ROBINSON HURON TREATY TERRITORY – Elders from Batchewana First Nation, and possibly other Robinson Huron Treaty communities and citizens, have received fraudulent letters from a person or persons claiming that they are distributing funds from the $10 Billion Robinson Huron Treaty Litigation Fund settlement agreement announced this past summer. The scam letters incorrectly say that payments arising from the litigation are currently being processed.

The letters, which included the Robinson Huron Trust Logo, and logos for Canada and Ontario, asked the Elders to provide personal information to confirm that they were eligible for a payment, and their banking information to allow for direct deposit. The messages were unsigned.

Mike Restoule, chair of the Robinson Huron Trust, says that it is unknown how many of these messages have gone out or if anyone has shared private information as a result.

Restoule noted that the letters seemed to be localized–targeted to a specific set of people, especially at Batchewana, rather than all Robinson Huron annuitants. He said it’s likely that the perpetrator knows the people they are attempting to steal from. It may be “someone who had dealings with a First Nation and got some names and addresses.”

Several Elders alerted the Robinson Huron trustees of the messages and the legal team sent out a detailed alert at once.

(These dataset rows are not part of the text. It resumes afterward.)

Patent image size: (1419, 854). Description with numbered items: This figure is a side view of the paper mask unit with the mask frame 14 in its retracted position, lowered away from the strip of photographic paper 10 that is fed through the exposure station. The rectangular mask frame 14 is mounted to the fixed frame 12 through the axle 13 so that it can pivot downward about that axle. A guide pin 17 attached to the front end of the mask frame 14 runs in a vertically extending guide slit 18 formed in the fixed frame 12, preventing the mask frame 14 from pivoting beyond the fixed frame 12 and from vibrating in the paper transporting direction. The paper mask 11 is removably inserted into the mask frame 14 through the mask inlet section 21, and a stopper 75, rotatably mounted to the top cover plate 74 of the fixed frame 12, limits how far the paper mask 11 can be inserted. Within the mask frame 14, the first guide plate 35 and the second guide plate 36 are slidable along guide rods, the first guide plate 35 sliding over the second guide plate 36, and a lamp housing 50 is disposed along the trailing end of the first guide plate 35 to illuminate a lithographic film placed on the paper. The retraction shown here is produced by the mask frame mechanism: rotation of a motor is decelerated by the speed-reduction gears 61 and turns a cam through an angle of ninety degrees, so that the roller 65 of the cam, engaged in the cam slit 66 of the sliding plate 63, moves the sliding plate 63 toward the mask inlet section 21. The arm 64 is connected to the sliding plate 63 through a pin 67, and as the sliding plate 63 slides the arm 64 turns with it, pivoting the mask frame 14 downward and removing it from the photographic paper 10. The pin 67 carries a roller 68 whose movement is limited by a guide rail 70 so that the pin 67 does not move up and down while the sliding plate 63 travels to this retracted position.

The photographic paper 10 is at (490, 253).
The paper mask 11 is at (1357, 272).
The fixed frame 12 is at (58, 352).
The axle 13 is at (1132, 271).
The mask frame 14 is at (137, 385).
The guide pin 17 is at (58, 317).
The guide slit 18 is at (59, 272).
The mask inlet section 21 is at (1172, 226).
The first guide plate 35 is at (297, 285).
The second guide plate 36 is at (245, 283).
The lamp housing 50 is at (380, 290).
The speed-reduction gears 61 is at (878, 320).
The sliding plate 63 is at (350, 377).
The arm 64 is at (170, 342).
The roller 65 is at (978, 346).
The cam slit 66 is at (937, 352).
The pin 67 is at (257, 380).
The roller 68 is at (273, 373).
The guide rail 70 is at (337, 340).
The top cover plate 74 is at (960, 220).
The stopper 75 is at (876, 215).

The alert advised people not to open e-mails from people they don’t know, and most importantly, to refuse to act immediately regardless of the circumstances.

“Scammers often use urgency as a tactic to get your information quickly. Please verify the credibility of an organization before sharing your personal information.”

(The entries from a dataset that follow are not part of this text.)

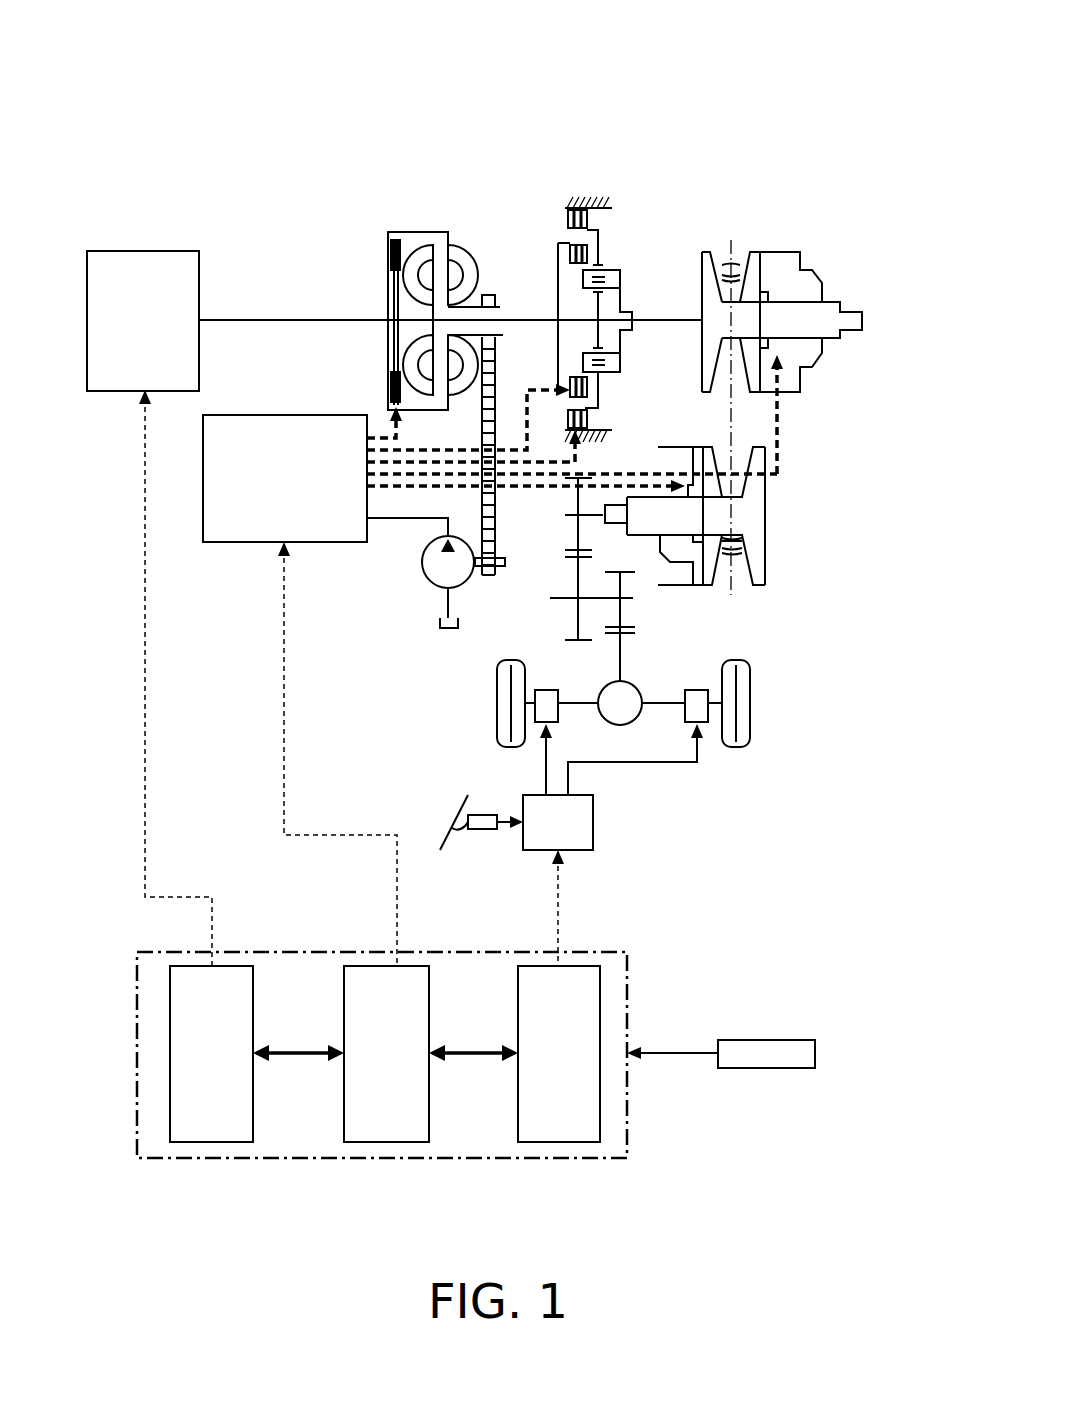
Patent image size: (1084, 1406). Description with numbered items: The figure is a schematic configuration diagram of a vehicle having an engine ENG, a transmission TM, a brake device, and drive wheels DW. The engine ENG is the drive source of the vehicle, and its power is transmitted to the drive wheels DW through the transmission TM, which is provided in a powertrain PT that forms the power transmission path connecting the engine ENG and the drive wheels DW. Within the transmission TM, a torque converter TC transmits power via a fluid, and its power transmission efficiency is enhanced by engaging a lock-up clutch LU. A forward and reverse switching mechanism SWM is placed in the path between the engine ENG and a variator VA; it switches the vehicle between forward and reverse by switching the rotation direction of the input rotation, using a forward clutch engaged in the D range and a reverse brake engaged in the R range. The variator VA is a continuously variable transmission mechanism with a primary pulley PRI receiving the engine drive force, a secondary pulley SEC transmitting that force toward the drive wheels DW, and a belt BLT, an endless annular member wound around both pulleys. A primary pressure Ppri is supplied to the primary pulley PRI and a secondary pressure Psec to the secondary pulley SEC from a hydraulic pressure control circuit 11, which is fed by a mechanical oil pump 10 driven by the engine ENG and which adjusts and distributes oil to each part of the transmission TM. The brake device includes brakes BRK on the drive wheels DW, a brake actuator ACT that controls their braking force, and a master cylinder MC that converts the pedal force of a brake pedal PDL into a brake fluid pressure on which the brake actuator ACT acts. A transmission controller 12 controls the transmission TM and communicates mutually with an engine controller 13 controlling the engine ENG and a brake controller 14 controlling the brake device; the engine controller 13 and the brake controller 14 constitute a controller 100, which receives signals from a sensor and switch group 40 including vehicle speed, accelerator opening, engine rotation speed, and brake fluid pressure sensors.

The transmission TM is at (834, 84).
The engine ENG is at (143, 251).
The powertrain PT is at (316, 290).
The torque converter TC is at (388, 222).
The lock-up clutch LU is at (391, 244).
The forward and reverse switching mechanism SWM is at (570, 176).
The variator VA is at (765, 210).
The primary pulley PRI is at (824, 280).
The secondary pulley SEC is at (766, 543).
The belt BLT is at (738, 557).
The primary pressure Ppri is at (796, 414).
The secondary pressure Psec is at (530, 508).
The drive wheels DW is at (497, 703).
The brakes BRK is at (546, 690).
The brake actuator ACT is at (593, 820).
The master cylinder MC is at (482, 815).
The brake pedal PDL is at (457, 806).
The oil pump 10 is at (422, 563).
The hydraulic pressure control circuit 11 is at (283, 415).
The transmission controller 12 is at (385, 1142).
The engine controller 13 is at (213, 1142).
The brake controller 14 is at (560, 1142).
The sensor and switch group 40 is at (815, 1053).
The controller 100 is at (597, 952).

Dwayne Nashkawa, a member of Chippewas of the Saugeen who served as CEO of Nipissing First Nation for many years, said that often when a First Nation receives a large payment, vulnerable community members are approached by unscrupulous opportunists including predatory lenders, looking to profit.  Nashkawa said that the phishing scams are a new way to take advantage of folks in these situations.

Restoule said that any distribution of money arising from the Robinson Huron treaty agreement will be done by each community. If anyone reaches out to a community member claiming to be involved with money distribution other than their own Chief and Council, they should immediately contact their First Nation office and report the incident to: info@robinsonhurontreaty1850.com.

The Robinson Huron Treaty money will not be distributed until after both the Federal and Ontario governments have approved the agreement. Both Ontario and Canada have said that this process should be completed by the end of December and according to reports, both the federal and provincial processes are on track.  The money will be paid out to the Robinson Huron Trust 60 days after the agreement is approved by both levels of government, and the Robinson Huron Trust will then distribute funds to the communities.